In Polars (1.0.0) we can use len() after group_by_dynamic() in lazy mode but not in eager mode:
from datetime import datetime
import polars as pl
df = pl.DataFrame(
{
"time": pl.datetime_range(
start=datetime(2024, 6, 30),
end=datetime(2024, 7, 16),
interval="1d",
eager=True,
),
}
).with_columns(n=pl.int_range(pl.len()))
# len() in lazy mode: OK
x = df.lazy().group_by_dynamic("time", every="1w").len(name="count").collect()
print(x)
# shape: (4, 2)
# ┌─────────────────────┬───────┐
# │ time ┆ count │
# │ --- ┆ --- │
# │ datetime[μs] ┆ u32 │
# ╞═════════════════════╪═══════╡
# │ 2024-06-24 00:00:00 ┆ 1 │
# │ 2024-07-01 00:00:00 ┆ 7 │
# │ 2024-07-08 00:00:00 ┆ 7 │
# │ 2024-07-15 00:00:00 ┆ 2 │
# └─────────────────────┴───────┘
# len() in eager mode: ERROR
x = df.group_by_dynamic("time", every="1w").len(name="count")
print(x)
# Traceback (most recent call last):
# File "/Users/anto/src/poste/sda-poste-logistics/script/polars_bug_groupby_dynamic_len.py", line 26, in <module>
# x = df.group_by_dynamic("time", every="1w").len(name="count")

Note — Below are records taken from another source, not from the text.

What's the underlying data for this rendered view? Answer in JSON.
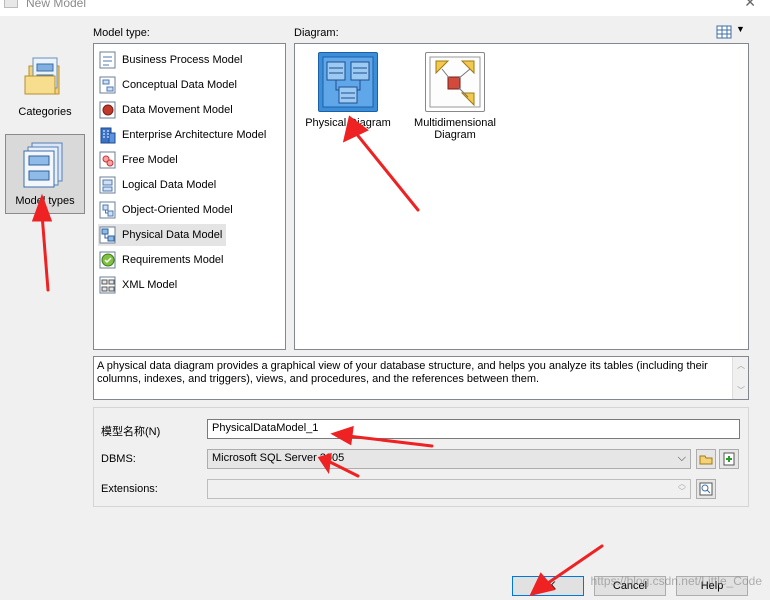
{
  "window": {
    "title": "New Model"
  },
  "left_pane": {
    "categories_label": "Categories",
    "model_types_label": "Model types"
  },
  "model_type": {
    "heading": "Model type:",
    "items": [
      {
        "label": "Business Process Model",
        "icon": "business-process-icon"
      },
      {
        "label": "Conceptual Data Model",
        "icon": "conceptual-data-icon"
      },
      {
        "label": "Data Movement Model",
        "icon": "data-movement-icon"
      },
      {
        "label": "Enterprise Architecture Model",
        "icon": "enterprise-architecture-icon"
      },
      {
        "label": "Free Model",
        "icon": "free-model-icon"
      },
      {
        "label": "Logical Data Model",
        "icon": "logical-data-icon"
      },
      {
        "label": "Object-Oriented Model",
        "icon": "object-oriented-icon"
      },
      {
        "label": "Physical Data Model",
        "icon": "physical-data-icon",
        "selected": true
      },
      {
        "label": "Requirements Model",
        "icon": "requirements-icon"
      },
      {
        "label": "XML Model",
        "icon": "xml-model-icon"
      }
    ]
  },
  "diagram": {
    "heading": "Diagram:",
    "items": [
      {
        "label_line1": "Physical Diagram",
        "label_line2": "",
        "selected": true
      },
      {
        "label_line1": "Multidimensional",
        "label_line2": "Diagram",
        "selected": false
      }
    ]
  },
  "description": "A physical data diagram provides a graphical view of your database structure, and helps you analyze its tables (including their columns, indexes, and triggers), views, and procedures, and the references between them.",
  "properties": {
    "name_label": "模型名称(N)",
    "name_value": "PhysicalDataModel_1",
    "dbms_label": "DBMS:",
    "dbms_value": "Microsoft SQL Server 2005",
    "extensions_label": "Extensions:",
    "extensions_value": ""
  },
  "buttons": {
    "ok": "OK",
    "cancel": "Cancel",
    "help": "Help"
  },
  "watermark": "https://blog.csdn.net/Little_Code",
  "colors": {
    "annotation_arrow": "#ee2222",
    "selection_blue": "#3a8fd8"
  }
}
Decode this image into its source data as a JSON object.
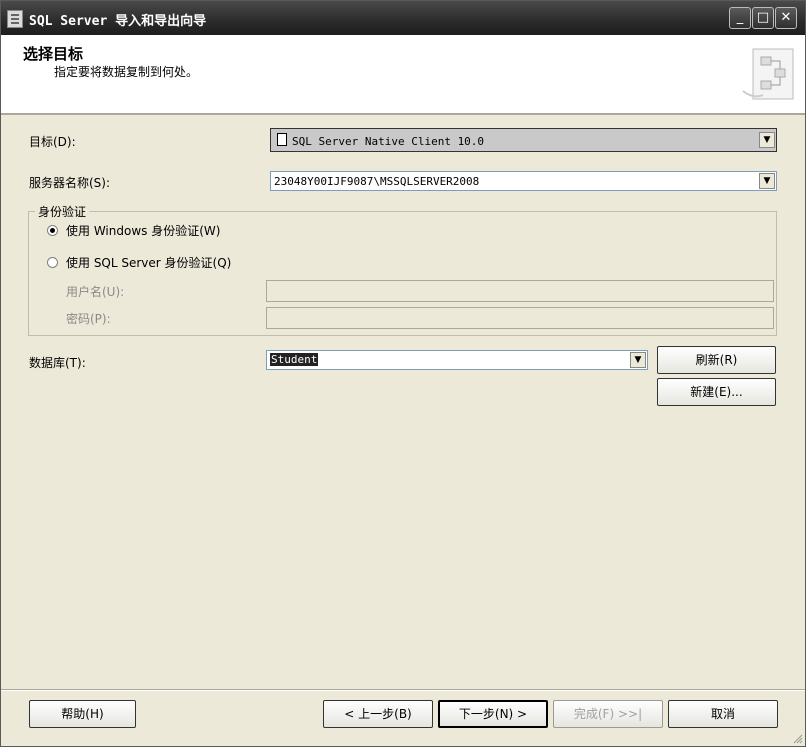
{
  "window": {
    "title": "SQL Server 导入和导出向导",
    "minimize": "_",
    "maximize": "□",
    "close": "✕"
  },
  "header": {
    "title": "选择目标",
    "subtitle": "指定要将数据复制到何处。"
  },
  "destination": {
    "label": "目标(D):",
    "value": "SQL Server Native Client 10.0"
  },
  "server": {
    "label": "服务器名称(S):",
    "value": "23048Y00IJF9087\\MSSQLSERVER2008"
  },
  "auth": {
    "group_title": "身份验证",
    "windows_label": "使用 Windows 身份验证(W)",
    "sql_label": "使用 SQL Server 身份验证(Q)",
    "username_label": "用户名(U):",
    "password_label": "密码(P):",
    "username_value": "",
    "password_value": "",
    "selected": "windows"
  },
  "database": {
    "label": "数据库(T):",
    "value": "Student",
    "refresh_button": "刷新(R)",
    "new_button": "新建(E)..."
  },
  "footer": {
    "help": "帮助(H)",
    "back": "< 上一步(B)",
    "next": "下一步(N) >",
    "finish": "完成(F) >>|",
    "cancel": "取消"
  }
}
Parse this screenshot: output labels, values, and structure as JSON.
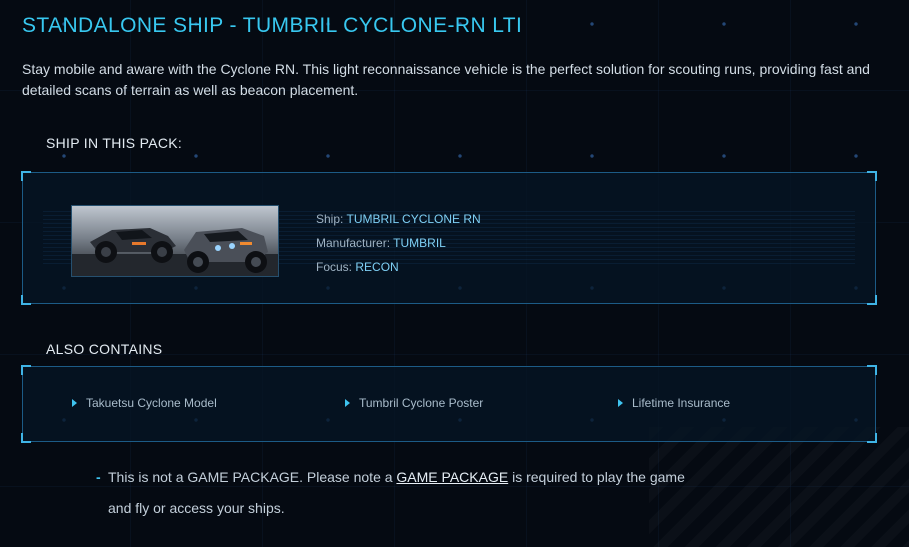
{
  "page": {
    "title": "STANDALONE SHIP - TUMBRIL CYCLONE-RN LTI",
    "description": "Stay mobile and aware with the Cyclone RN. This light reconnaissance vehicle is the perfect solution for scouting runs, providing fast and detailed scans of terrain as well as beacon placement."
  },
  "ship_section": {
    "heading": "SHIP IN THIS PACK:",
    "image_icon": "vehicle-image",
    "ship_label": "Ship:",
    "ship_value": "TUMBRIL CYCLONE RN",
    "manufacturer_label": "Manufacturer:",
    "manufacturer_value": "TUMBRIL",
    "focus_label": "Focus:",
    "focus_value": "RECON"
  },
  "also_contains": {
    "heading": "ALSO CONTAINS",
    "items": [
      "Takuetsu Cyclone Model",
      "Tumbril Cyclone Poster",
      "Lifetime Insurance"
    ]
  },
  "notice": {
    "dash": "-",
    "before": "This is not a GAME PACKAGE. Please note a ",
    "link": "GAME PACKAGE",
    "after": " is required to play the game and fly or access your ships."
  },
  "colors": {
    "accent": "#38c8f0",
    "background": "#050a12",
    "frame_border": "#1c5b86",
    "value_text": "#7fd0f5"
  }
}
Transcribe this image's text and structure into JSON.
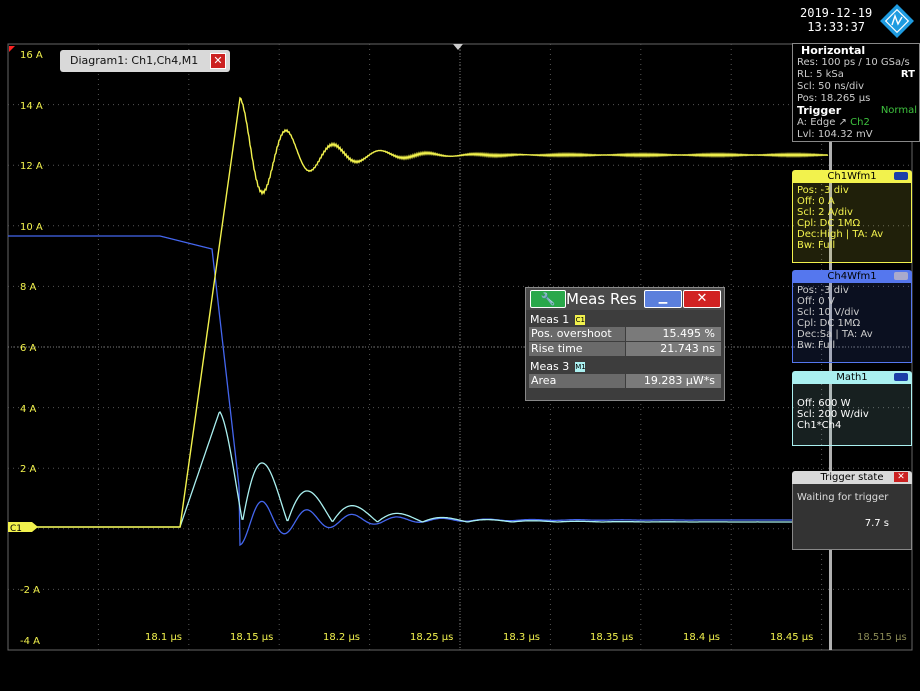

# ^^^^^^^^^^^^^^^^^^^^^^^^^^^^^^^^^^^^^^^^^^^
# AttributeError: 'DynamicGroupBy' object has no attribute 'len'
Why is it happening? It looks very odd!
For an eager df
I need to resort to:
# OK
x = df.group_by_dynamic("time", every="1w").agg(counts=pl.len())
print(x)